[parisc-linux] [mingo@chiara.csoma.elte.hu: new IRQ scalability changes in 2.3.48]

Mon, 28 Feb 2000 20:56:38 +0100

> On Sun, 27 Feb 2000, Andrea Arcangeli wrote:
> 
> > I ported the SMP irq affinity code and the per-irq-desc locking to alpha
> > (plus the ->end semantical change). [...]
> 
> here is a summary of all the IA32 IRQ scalability changes which were added
> as of 2.3.48, so that other architectures can make sense of these changes
> and potentially adopt them:
> 
> 	- per-IRQ-source spinlocks and per-IRQ-controller spinlocks
> 	  increasing scalability: now two IRQ handlers on two CPUs
> 	  can run do_IRQ in parallel. Note that level-triggered PCI IRQ
> 	  handlers never actually take the IRQ-controller spinlock in the
> 	  'IRQ handling fast path'.
> 
> 	- got rid of the global_irq_count shared variable, it was
> 	  cache-pingponging like hell during multi-CPU interrupt
> 	  load. The irqs_running() function does it all now - cli()/sti()
> 	  thus got a bit slower, but it's worth it. The change is supposed
> 	  to be an invariant otherwise.
> 
> 	- Reworked (level-triggered) IO-APIC IRQ handlers to never touch
> 	  the IO-APIC registers and keep the interrupt unacked in the
> 	  local APIC while the handler is running. This speeded
> 	  'null IRQ latency' up considerably and also works better with
> 	  hardware features like focus-CPU, and causes better IRQ
> 	  atomicity. The 'legacy' edge-triggered IO-APIC IRQ sources
> 	  still need the slower method to work reliably.
> 
> 	- per-CPU IRQ statistics causing better cache workload
> 
> 	- explicit IRQ affinity (to a group of CPUs) can be set through
> 	  /proc/irq/*. Extended the IRQ controller function template with
> 	  ->set_affinity(). See Documentation/IRQ-affinity.txt for more.
> 
> 	- added /proc/irq/prof_cpu_mask, to enable profiling on a single
> 	  CPU only. (useful to determine the true idleness of a CPU, and
> 	  other interesting things when using CPU-affine IRQs.)
> 
> 	- the irq_handler->end() semantics had to be changed slightly to
> 	  allow the fastest possible IO-APIC IRQ handling on x86.
> 
> architectures that are currently using (a hw-adopted version of) the IA32
> IRQ architecture are: Alpha, IA64, SH and ARM.

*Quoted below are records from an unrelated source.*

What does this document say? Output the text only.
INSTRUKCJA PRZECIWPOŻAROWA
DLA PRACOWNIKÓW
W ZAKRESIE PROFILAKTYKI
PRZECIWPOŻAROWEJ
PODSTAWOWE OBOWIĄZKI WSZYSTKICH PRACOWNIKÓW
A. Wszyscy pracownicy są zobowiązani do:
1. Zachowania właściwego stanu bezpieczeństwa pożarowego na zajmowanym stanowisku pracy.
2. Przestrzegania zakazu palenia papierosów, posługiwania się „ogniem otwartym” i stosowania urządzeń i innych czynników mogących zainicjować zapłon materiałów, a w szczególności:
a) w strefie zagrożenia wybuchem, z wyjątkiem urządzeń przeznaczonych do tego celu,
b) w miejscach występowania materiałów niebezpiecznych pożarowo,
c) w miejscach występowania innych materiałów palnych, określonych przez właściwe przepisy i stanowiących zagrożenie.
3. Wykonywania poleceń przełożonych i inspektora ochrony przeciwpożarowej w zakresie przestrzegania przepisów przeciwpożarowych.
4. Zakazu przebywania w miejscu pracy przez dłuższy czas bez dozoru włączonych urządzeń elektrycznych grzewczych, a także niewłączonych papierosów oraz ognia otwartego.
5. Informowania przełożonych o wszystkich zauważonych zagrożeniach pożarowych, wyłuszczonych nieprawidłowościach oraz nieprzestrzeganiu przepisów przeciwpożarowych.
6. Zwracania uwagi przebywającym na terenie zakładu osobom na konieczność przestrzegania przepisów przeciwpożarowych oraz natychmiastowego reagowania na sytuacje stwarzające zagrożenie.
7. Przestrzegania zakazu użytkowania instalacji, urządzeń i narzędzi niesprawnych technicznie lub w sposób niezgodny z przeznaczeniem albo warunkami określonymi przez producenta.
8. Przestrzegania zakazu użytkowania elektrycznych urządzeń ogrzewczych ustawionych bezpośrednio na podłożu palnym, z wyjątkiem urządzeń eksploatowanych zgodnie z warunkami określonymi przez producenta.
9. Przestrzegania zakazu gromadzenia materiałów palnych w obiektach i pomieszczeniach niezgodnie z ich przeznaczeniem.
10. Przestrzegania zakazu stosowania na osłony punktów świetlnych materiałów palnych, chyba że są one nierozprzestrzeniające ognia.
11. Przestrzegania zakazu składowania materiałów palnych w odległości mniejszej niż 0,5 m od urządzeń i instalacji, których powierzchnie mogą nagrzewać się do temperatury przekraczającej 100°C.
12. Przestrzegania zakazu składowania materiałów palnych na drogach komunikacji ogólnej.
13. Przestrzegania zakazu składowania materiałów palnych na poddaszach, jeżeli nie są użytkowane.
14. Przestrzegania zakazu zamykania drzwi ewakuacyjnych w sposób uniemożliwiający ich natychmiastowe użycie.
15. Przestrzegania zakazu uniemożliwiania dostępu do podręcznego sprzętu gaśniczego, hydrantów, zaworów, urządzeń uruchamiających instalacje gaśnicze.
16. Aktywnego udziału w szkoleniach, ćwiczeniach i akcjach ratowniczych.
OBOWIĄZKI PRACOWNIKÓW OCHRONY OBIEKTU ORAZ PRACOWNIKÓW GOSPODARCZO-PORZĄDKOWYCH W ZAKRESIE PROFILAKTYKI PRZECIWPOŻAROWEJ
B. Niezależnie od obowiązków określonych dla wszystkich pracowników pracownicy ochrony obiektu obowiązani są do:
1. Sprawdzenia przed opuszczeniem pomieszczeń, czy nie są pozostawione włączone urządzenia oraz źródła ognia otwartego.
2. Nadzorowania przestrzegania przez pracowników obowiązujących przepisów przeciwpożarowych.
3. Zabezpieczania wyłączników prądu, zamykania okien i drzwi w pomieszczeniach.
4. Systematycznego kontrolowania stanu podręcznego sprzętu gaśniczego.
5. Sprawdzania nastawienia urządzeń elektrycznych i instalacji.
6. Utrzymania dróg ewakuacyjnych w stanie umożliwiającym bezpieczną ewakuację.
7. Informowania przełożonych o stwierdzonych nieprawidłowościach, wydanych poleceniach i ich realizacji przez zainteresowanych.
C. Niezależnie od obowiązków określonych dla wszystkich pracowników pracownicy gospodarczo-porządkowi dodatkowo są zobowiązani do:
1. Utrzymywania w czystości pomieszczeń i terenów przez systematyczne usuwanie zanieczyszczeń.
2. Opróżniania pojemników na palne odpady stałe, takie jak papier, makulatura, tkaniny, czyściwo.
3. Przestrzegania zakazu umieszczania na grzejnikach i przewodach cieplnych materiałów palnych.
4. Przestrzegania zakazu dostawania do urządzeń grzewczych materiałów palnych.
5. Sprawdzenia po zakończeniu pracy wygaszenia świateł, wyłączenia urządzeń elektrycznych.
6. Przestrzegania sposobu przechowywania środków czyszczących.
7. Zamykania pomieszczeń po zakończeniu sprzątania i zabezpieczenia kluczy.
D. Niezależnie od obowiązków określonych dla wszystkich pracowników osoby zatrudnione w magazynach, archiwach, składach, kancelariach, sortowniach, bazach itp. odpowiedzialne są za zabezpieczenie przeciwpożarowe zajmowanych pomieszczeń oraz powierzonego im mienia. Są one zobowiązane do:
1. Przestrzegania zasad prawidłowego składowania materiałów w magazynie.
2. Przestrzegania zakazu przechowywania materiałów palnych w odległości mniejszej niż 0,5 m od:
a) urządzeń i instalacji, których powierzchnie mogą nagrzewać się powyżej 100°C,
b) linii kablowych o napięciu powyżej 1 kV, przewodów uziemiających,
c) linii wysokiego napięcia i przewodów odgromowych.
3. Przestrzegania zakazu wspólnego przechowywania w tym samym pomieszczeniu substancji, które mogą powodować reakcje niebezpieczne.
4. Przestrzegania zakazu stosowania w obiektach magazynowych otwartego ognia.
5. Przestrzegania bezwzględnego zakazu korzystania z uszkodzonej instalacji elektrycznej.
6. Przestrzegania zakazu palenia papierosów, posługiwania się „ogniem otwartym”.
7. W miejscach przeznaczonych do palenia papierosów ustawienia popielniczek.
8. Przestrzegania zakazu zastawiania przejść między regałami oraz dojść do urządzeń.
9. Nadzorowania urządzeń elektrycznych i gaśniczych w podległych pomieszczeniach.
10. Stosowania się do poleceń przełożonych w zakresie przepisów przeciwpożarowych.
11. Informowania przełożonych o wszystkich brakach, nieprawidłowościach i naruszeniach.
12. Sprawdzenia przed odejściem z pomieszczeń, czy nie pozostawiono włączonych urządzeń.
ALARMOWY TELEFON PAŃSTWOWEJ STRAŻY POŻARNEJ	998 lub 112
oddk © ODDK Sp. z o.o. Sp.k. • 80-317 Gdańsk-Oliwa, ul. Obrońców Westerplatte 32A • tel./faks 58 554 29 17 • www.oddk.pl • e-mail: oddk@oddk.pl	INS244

PA-RISC isn't on that list, and shouldn't be.  I had a look at the 2.3 IRQ
code (which begins to claim to be architecture-independent) and it does NOT
adopt well to PA-RISC IMHO.

Still there, are some bits which will definitely be taken over, so this
might be of interest to the Dino, Lasi and other "irq region" drivers:

the irq operations are
	startup
	shutdown

	enable
	disable

	ack
	end

the major difference to what we have now is ack/end instead of mask/unmask.

ack acknowledges the IRQ and masks it
end unmasks the IRQ

We will _definitely_ use the new ops, and a structure similar to struct
hw_interrupt_type in include/linux/irq.h.  The difference is I think it
is still a good idea to pass in a void * (this is the only sensible way
to allow several instances of a irq region device in a system).

The other thing we will be doing is to use a linear array for all IRQs
instead of the two-dimensional struct we have now.  This will cost a bit
of memory at runtime, but it'll get our code closer to what the other
architectures have.

> yep. In 2.5 the IA32 irq.c will probably be moved into kernel/irq.c so
> it's important to keep it 64-bit clean. Since there are 11 different
> architectures in the main tree now (and 2-3 not yet integrated ones) this
> can definitely not happen now, but will be very important to do in 2.5.

IMHO not having an efficient way to pass a client pointer to the IRQ
controller operations will break not only for us, but there's a lot of
time before 2.5 to discuss this and prepare a better version.

	Philipp Rumpf